"Well," the broker, all smiles, says, "You could invest in this company, NBT. The buzz is high, so the shares are already expensive, but they're pretty much guaranteed to grow in value. Investing $30,000 in that ought to do it."
"I don't have $30,000 to invest," you say, meekly.
Your broker's smile has disappeared. He looks positively furious. "Well, why the fuck are you wasting my time?" he demands, as he reaches over your desk to throttle the life out of you and steal your wallet.
*
This would never happen in real life. Not only because investment brokers aren't that evil (well, most of them), but also because even the shittest financial adviser would, you know, figure out how much money you actually have before telling you how to invest it.
And yet, this is a situation that undoubtedly seems very familiar to just about anybody with depression.
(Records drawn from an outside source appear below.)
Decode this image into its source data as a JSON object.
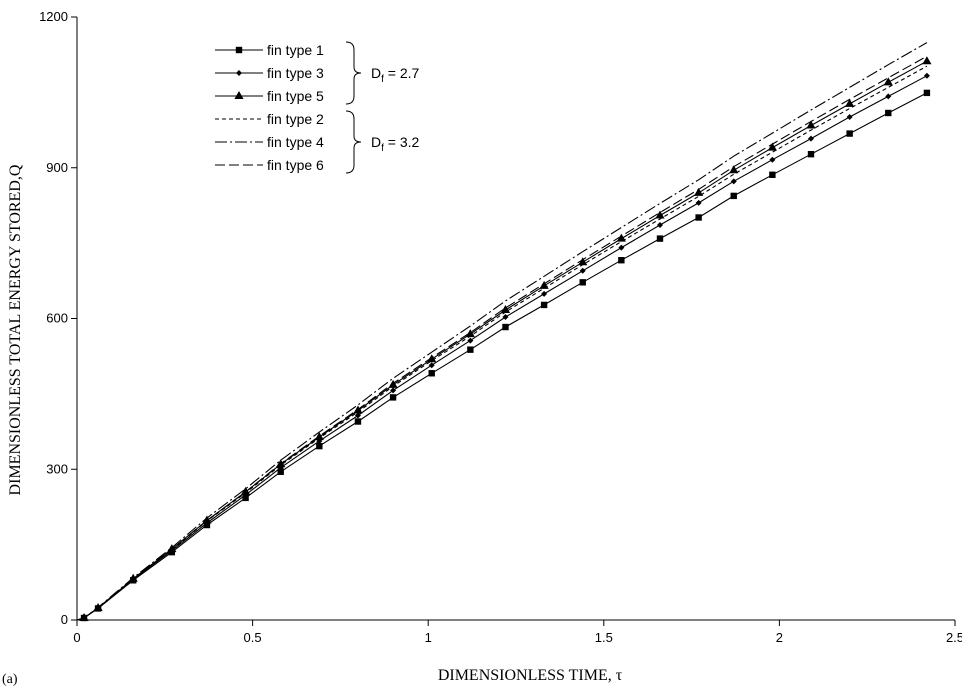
{
  "chart_data": {
    "type": "line",
    "panel_label": "(a)",
    "title": "",
    "xlabel": "DIMENSIONLESS TIME, τ",
    "ylabel": "DIMENSIONLESS TOTAL ENERGY STORED,Q",
    "xlim": [
      0,
      2.5
    ],
    "ylim": [
      0,
      1200
    ],
    "x_ticks": [
      0,
      0.5,
      1,
      1.5,
      2,
      2.5
    ],
    "x_tick_labels": [
      "0",
      "0.5",
      "1",
      "1.5",
      "2",
      "2.5"
    ],
    "y_ticks": [
      0,
      300,
      600,
      900,
      1200
    ],
    "y_tick_labels": [
      "0",
      "300",
      "600",
      "900",
      "1200"
    ],
    "grid": false,
    "legend_position": "top-left",
    "legend_groups": [
      {
        "label_main": "D",
        "label_sub": "f",
        "label_rest": " = 2.7",
        "series": [
          "fin type 1",
          "fin type 3",
          "fin type 5"
        ]
      },
      {
        "label_main": "D",
        "label_sub": "f",
        "label_rest": " = 3.2",
        "series": [
          "fin type 2",
          "fin type 4",
          "fin type 6"
        ]
      }
    ],
    "x": [
      0.02,
      0.06,
      0.16,
      0.27,
      0.37,
      0.48,
      0.58,
      0.69,
      0.8,
      0.9,
      1.01,
      1.12,
      1.22,
      1.33,
      1.44,
      1.55,
      1.66,
      1.77,
      1.87,
      1.98,
      2.09,
      2.2,
      2.31,
      2.42
    ],
    "series": [
      {
        "name": "fin type 1",
        "line": "solid",
        "marker": "square",
        "color": "#000000",
        "values": [
          4,
          23,
          79,
          135,
          189,
          243,
          295,
          346,
          395,
          443,
          491,
          538,
          583,
          627,
          672,
          716,
          759,
          801,
          844,
          886,
          927,
          968,
          1009,
          1049
        ]
      },
      {
        "name": "fin type 3",
        "line": "solid",
        "marker": "diamond",
        "color": "#000000",
        "values": [
          4,
          24,
          81,
          138,
          193,
          249,
          303,
          356,
          407,
          457,
          507,
          556,
          603,
          649,
          695,
          741,
          786,
          830,
          873,
          916,
          958,
          1001,
          1042,
          1083
        ]
      },
      {
        "name": "fin type 5",
        "line": "solid",
        "marker": "triangle",
        "color": "#000000",
        "values": [
          4,
          24,
          82,
          141,
          198,
          255,
          310,
          364,
          417,
          468,
          519,
          569,
          617,
          665,
          712,
          759,
          805,
          850,
          895,
          940,
          984,
          1027,
          1070,
          1112
        ]
      },
      {
        "name": "fin type 2",
        "line": "dash",
        "marker": "none",
        "color": "#000000",
        "values": [
          4,
          24,
          82,
          140,
          197,
          253,
          308,
          362,
          414,
          465,
          516,
          565,
          613,
          660,
          707,
          753,
          798,
          843,
          887,
          931,
          975,
          1018,
          1060,
          1102
        ]
      },
      {
        "name": "fin type 4",
        "line": "dashdot",
        "marker": "none",
        "color": "#000000",
        "values": [
          4,
          25,
          84,
          144,
          203,
          261,
          318,
          374,
          428,
          481,
          533,
          585,
          635,
          684,
          733,
          781,
          829,
          876,
          923,
          969,
          1015,
          1060,
          1105,
          1149
        ]
      },
      {
        "name": "fin type 6",
        "line": "longdash",
        "marker": "none",
        "color": "#000000",
        "values": [
          4,
          24,
          82,
          141,
          198,
          255,
          311,
          366,
          419,
          471,
          522,
          572,
          621,
          669,
          717,
          764,
          811,
          857,
          902,
          947,
          992,
          1036,
          1079,
          1122
        ]
      }
    ]
  }
}
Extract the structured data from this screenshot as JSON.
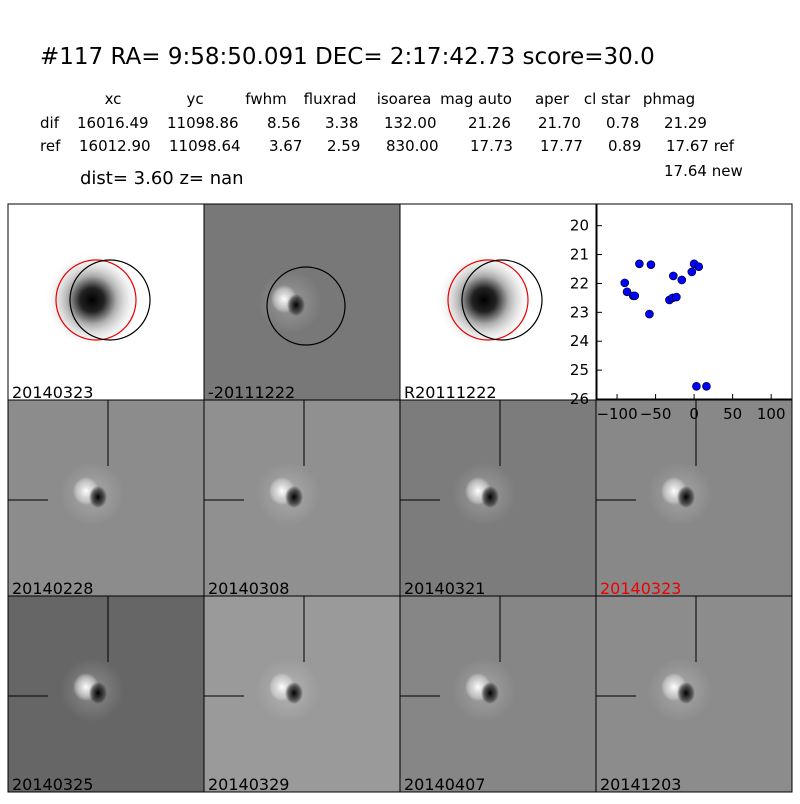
{
  "header": {
    "title": "#117   RA= 9:58:50.091 DEC= 2:17:42.73       score=30.0",
    "columns": [
      "xc",
      "yc",
      "fwhm",
      "fluxrad",
      "isoarea",
      "mag auto",
      "aper",
      "cl star",
      "phmag"
    ],
    "rows": [
      [
        "dif",
        "16016.49",
        "11098.86",
        "8.56",
        "3.38",
        "132.00",
        "21.26",
        "21.70",
        "0.78",
        "21.29"
      ],
      [
        "ref",
        "16012.90",
        "11098.64",
        "3.67",
        "2.59",
        "830.00",
        "17.73",
        "17.77",
        "0.89",
        "17.67 ref"
      ]
    ],
    "extra": "17.64 new",
    "dist": "dist=  3.60      z=   nan"
  },
  "panels": [
    "20140323",
    "-20111222",
    "R20111222",
    "20140228",
    "20140308",
    "20140321",
    "20140323",
    "20140325",
    "20140329",
    "20140407",
    "20141203"
  ],
  "chart_data": {
    "type": "scatter",
    "x": [
      -90,
      -87,
      -79,
      -77,
      -71,
      -56,
      -58,
      -32,
      -28,
      -27,
      -23,
      -16,
      -3,
      0,
      6,
      3,
      16
    ],
    "series": [
      {
        "color": "#0000ff",
        "values": [
          21.98,
          22.29,
          22.43,
          22.43,
          21.32,
          21.35,
          23.06,
          22.57,
          22.5,
          21.74,
          22.47,
          21.88,
          21.6,
          21.32,
          21.42,
          25.56,
          25.56
        ]
      }
    ],
    "xlim": [
      -126,
      127
    ],
    "ylim": [
      26,
      19.25
    ],
    "xticks": [
      {
        "value": -100,
        "label": "−100"
      },
      {
        "value": -50,
        "label": "−50"
      },
      0,
      50,
      100
    ],
    "yticks": [
      20,
      21,
      22,
      23,
      24,
      25,
      26
    ]
  }
}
Our limited resource isn't money (although more is always welcome), but energy. (I use the term 'energy' here because 'spoons' is a great term for talking with people who already know what you're talking about, but it's not so useful for communicating with the people who need to be told about this stuff.) And the people who come along to tell us how to invest our energy aren't people we're paying, but people who think they're helping.
Like a financial adviser who tells you to invest money without knowing how much you have, people who tell you how to invest your energy without knowing how much you have are wrong, wrong, wrong. But you can tell a financial adviser how much money you have. Telling people how much energy you have is difficult for a number of reasons: it's not easily quantifiable, it is often something you sense rather than consciously appraise, and, most importantly, it's very easy to feel guilty about admitting your energy is limited.
Doing the best you can with what you have isn't a shameful thing. Other people don't understand how difficult that is for people with depression to accept even unto themselves, much less to assert it.
When someone tells you to invest energy you don't have, it's difficult not to feel like you're being accused of holding back. Many people with depression have already been through - or are still going through - the internal struggle with accepting that they are depressed and not Just Lazy. Bringing that back up is called gaslighting, and it is a form of abuse. People who are trying to help probably don't realise they are abusing you, but that is no reason why you should accept it.
But whether you feel ashamed that you can't live up to other people's expectations, angry that other people expect the impossible of you, resentful that more functional use of your energy is denied to you by your illness, or - most likely - a mixture of all three, those feelings are energy leeches. That's not to say you shouldn't feel them - depression is, after all, fundamentally an illness of what you "shouldn't feel" - but you should acknowledge and be aware of what they cost you.
The crux, here - the thing that other people fail to understand - is that it's not just a question of whether or not you have enough energy to do what they suggest. Even the very act of deciding how to respond to their "helpful advice" is aggressively costly in terms of energy. It can feel like - and is - a lamentable waste of a resource you have in precious short supply.
Doing the best you can with what you have isn't a shameful thing. I'm going to repeat that. There is a contradiction in the depressive mind. You probably don't quite believe this statement yourself, but are enormously frustrated that this isn't shriekingly obvious to other people. Expressing this to other people is often more than you can manage, but hoping they take the hint is painful.
That's why I wrote this post. Partly just to express it for myself, but also in the hope that it is helpful for other people who are struggling to express it.
You are doing the best you can with what you have, but only you know what you have to work with.